4. Define Time for Appointments and Meetings
Let your clients know that you are available for appointments and meetings, but not always available for phone calls. Phone calls, excessive emails and other forms of messaging and meetings can waste your precious time and focus. Remember how you must be ruthless with your time and focus?
When your availability is not clearly defined, it is only natural that clients will behave as if you are on call 24/7. This isn't because your clients are jerks, it's because they don't know what you don't tell them.
5. You Need Enough Lead Time.
Communicating how many days in advance you need project details before you can complete them (lead time) is such a valuable piece of early communication for some professions. Often clients do not understand that by rushing their projects through, you are setting aside other projects and deadlines.
6. Refund Policies Keep Awkward Situations at Bay
Having a policy related to refunds for services rendered is very important. Communicating this in advance is always a great idea.
7. Define in Advance How Contract Termination Works
For any number of reasons, contracts get interrupted. Both parties need to understand from the very beginning what will happen when/if they terminate the contract early.
And while we are talking about contracts, let’s talk a little bit about reading them. It’s important to have a contract, but just because something is IN the contract, doesn’t mean your client has read it, so be sure your client understands the details of your work together.
I can't tell you how many times I've said, "As it says in the contract…," and then hear that the other party didn't actually read all of the contract.
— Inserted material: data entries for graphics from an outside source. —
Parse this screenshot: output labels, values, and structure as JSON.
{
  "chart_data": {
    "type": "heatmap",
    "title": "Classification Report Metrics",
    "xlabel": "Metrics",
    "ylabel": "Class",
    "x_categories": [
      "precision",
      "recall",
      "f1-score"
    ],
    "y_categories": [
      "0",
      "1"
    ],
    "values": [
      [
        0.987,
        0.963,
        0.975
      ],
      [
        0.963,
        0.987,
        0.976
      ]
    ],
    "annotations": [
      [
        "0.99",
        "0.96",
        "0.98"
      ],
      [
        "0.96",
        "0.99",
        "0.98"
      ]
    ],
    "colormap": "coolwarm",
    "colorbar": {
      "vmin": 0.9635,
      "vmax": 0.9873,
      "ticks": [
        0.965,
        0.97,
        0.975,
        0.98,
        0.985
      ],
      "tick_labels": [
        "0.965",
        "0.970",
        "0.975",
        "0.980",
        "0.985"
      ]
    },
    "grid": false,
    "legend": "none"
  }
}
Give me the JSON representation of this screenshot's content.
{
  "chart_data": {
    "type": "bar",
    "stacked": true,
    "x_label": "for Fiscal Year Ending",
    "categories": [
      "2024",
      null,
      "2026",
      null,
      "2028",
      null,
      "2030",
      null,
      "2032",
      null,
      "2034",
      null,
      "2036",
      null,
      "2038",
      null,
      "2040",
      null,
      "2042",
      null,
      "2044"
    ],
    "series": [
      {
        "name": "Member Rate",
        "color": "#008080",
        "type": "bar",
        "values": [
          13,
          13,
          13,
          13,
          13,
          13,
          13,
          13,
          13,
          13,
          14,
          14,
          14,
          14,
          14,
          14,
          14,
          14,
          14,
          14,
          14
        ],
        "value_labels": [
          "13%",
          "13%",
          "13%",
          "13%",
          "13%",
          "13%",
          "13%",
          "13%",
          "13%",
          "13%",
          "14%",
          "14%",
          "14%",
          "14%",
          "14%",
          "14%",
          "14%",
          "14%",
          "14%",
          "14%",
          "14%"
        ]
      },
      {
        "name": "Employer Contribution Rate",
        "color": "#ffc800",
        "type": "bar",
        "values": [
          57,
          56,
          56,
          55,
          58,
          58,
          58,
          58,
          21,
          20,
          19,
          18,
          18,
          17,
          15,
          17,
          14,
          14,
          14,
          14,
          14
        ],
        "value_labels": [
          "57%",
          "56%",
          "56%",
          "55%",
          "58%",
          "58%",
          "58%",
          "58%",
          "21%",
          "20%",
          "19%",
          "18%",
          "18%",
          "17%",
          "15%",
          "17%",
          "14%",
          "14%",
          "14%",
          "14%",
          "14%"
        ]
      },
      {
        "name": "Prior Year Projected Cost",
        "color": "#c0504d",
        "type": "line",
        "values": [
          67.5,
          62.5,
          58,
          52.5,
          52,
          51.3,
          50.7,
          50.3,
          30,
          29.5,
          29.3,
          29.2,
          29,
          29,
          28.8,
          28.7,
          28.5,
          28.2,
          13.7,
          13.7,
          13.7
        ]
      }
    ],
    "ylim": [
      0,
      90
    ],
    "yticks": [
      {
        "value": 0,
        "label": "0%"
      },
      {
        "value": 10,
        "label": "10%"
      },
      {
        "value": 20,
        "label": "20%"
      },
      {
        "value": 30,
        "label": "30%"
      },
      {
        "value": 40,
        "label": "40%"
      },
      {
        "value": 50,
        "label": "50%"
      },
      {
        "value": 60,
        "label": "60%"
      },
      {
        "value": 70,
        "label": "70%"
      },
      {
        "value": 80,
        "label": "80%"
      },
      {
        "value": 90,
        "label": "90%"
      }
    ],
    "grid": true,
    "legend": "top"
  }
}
As I have said before, many people are skimmers. Prepare for this so your brain doesn't explode out of sheer frustration down the road.
8. Be a Good Business Person (Seriously!)
I know this might be surprising to some of you, but sometimes clients hire disreputable people. And once that happens to them, they are forever wary of other professional contractors.
Setting a very positive tone early on with your client will do wonders for their trust level with you. And a trusting client is a happy client.
9. Be Dependable and Thoughtful
Do what you say you are going to do when you say you are going to do it. If something happens (because life happens, right?) and you can not do what you said you were going to do when you said you would do it, be upfront with your client. If you have to reschedule a call because your dishwasher exploded, don't be cagey just be honest. People can sniff out cagey in a heartbeat.
10. Give Clients the Benefit of the Doubt
Sometimes, we as entrepreneurs, tend to think our clients are difficult when in reality it’s that they just don’t understand what they are asking for. Giving your clients the benefit of the doubt (giving them your trust) will give you a more positive impression of them, which will translate to them having a more positive impression of you.
Never assume your client (or anyone else for that matter) knows what to do, why you do what you do, or how things should work. Over-communicate everything and explain the whys and hows. You'll quickly see that 'difficult people' magically become dream clients.
Bonus: Be “For” Them
Whatever you do, whatever service you provide, you should be “for” your clients. Have the mindset that their success is your success.
You started your business to serve others by doing what you love. Be it consulting, graphic design, photography or accounting- your unique gift combined with your desire to provide a service to others is important.
As a service professional, your work is focused on serving others.
It isn't rocket science. Being a good business person comes down to being a good human and treating others right.
There you go, now you have the key foundational principles for running your own service business.